Bayliss Jacqueline A, Lemus Moyra B, Santos Vanessa V, Deo Minh, Davies Jeffrey S, Kemp Bruce E, Elsworth John D, Andrews Zane B
Department of Physiology, School of Biomedical and Psychological Sciences, Monash University, Clayton, Melbourne, Vic., 3800, Australia.
Molecular Neurobiology, Institute of Life Science, Swansea University, Swansea, SA28PP, United Kingdom.
PLoS One. 2016 Jul 28;11(7):e0159381. doi: 10.1371/journal.pone.0159381. eCollection 2016.
Metformin is a widely prescribed drug used to treat type-2 diabetes, although recent studies show it has wide ranging effects to treat other diseases. Animal and retrospective human studies indicate that Metformin treatment is neuroprotective in Parkinson's Disease (PD), although the neuroprotective mechanism is unknown, numerous studies suggest the beneficial effects on glucose homeostasis may be through AMPK activation. In this study we tested whether or not AMPK activation in dopamine neurons was required for the neuroprotective effects of Metformin in PD. We generated transgenic mice in which AMPK activity in dopamine neurons was ablated by removing AMPK beta 1 and beta 2 subunits from dopamine transporter expressing neurons. These AMPK WT and KO mice were then chronically exposed to Metformin in the drinking water then exposed to MPTP, the mouse model of PD. Chronic Metformin treatment significantly attenuated the MPTP-induced loss of Tyrosine Hydroxylase (TH) neuronal number and volume and TH protein concentration in the nigrostriatal pathway. Additionally, Metformin treatment prevented the MPTP-induced elevation of the DOPAC:DA ratio regardless of genotype. Metformin also prevented MPTP induced gliosis in the Substantia Nigra. These neuroprotective actions were independent of genotype and occurred in both AMPK WT and AMPK KO mice. Overall, our studies suggest that Metformin's neuroprotective effects are not due to AMPK activation in dopaminergic neurons and that more research is required to determine how metformin acts to restrict the development of PD.
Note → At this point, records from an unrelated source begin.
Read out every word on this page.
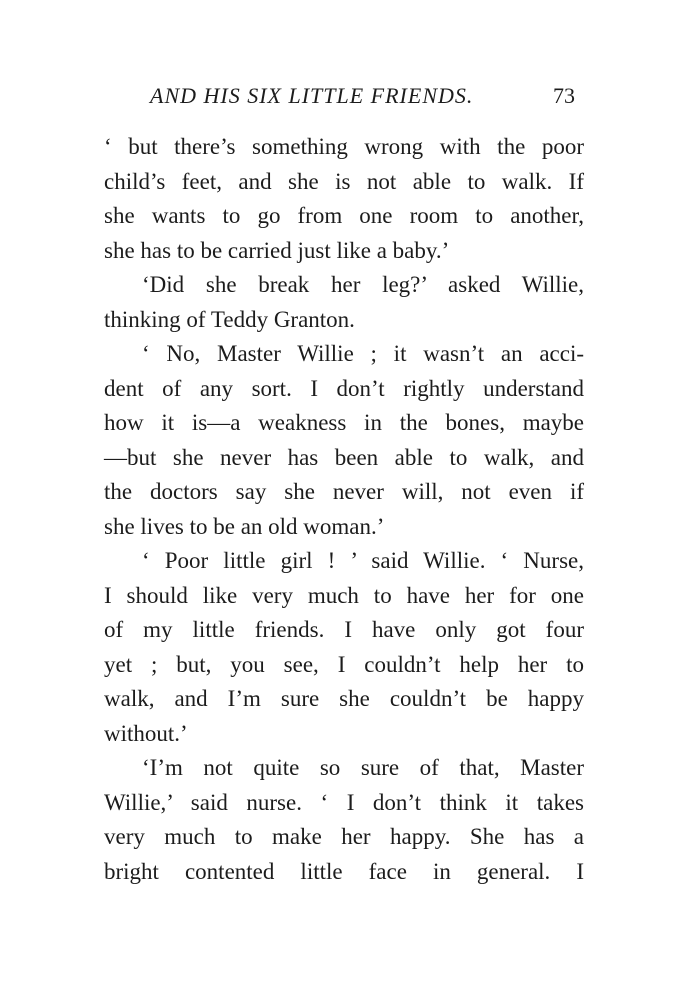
AND HIS SIX LITTLE FRIENDS.	73
‘ but there’s something wrong with the poor
child’s feet, and she is not able to walk. If
she wants to go from one room to another,
she has to be carried just like a baby.’
‘Did she break her leg?’ asked Willie,
thinking of Teddy Granton.
‘ No, Master Willie ; it wasn’t an acci-
dent of any sort. I don’t rightly understand
how it is—a weakness in the bones, maybe
—but she never has been able to walk, and
the doctors say she never will, not even if
she lives to be an old woman.’
‘ Poor little girl ! ’ said Willie. ‘ Nurse,
I should like very much to have her for one
of my little friends. I have only got four
yet ; but, you see, I couldn’t help her to
walk, and I’m sure she couldn’t be happy
without.’
‘I’m not quite so sure of that, Master
Willie,’ said nurse. ‘ I don’t think it takes
very much to make her happy. She has a
bright contented little face in general. I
二甲双胍是一种广泛应用于治疗2型糖尿病的药物,尽管最近的研究表明它对治疗其他疾病也有广泛的作用。动物研究和回顾性人体研究表明,二甲双胍治疗对帕金森病(PD)具有神经保护作用,尽管其神经保护机制尚不清楚,但大量研究表明,其对葡萄糖稳态的有益作用可能是通过激活AMPK实现的。在本研究中,我们测试了多巴胺能神经元中AMPK的激活是否是二甲双胍对PD神经保护作用所必需的。我们构建了转基因小鼠,通过从表达多巴胺转运体的神经元中去除AMPKβ1和β2亚基,消除多巴胺能神经元中的AMPK活性。然后,将这些AMPK野生型和敲除型小鼠长期饮用含二甲双胍的水,随后暴露于MPTP(PD的小鼠模型)。长期使用二甲双胍治疗可显著减轻MPTP诱导的黑质纹状体通路中酪氨酸羟化酶(TH)神经元数量、体积及TH蛋白浓度的损失。此外,无论基因型如何,二甲双胍治疗均可防止MPTP诱导的DOPAC:DA比值升高。二甲双胍还可预防MPTP诱导的黑质胶质细胞增生。这些神经保护作用与基因型无关,在AMPK野生型和AMPK敲除型小鼠中均有发生。总体而言,我们的研究表明,二甲双胍的神经保护作用并非由于多巴胺能神经元中AMPK的激活,需要更多的研究来确定二甲双胍如何发挥作用以限制PD的发展。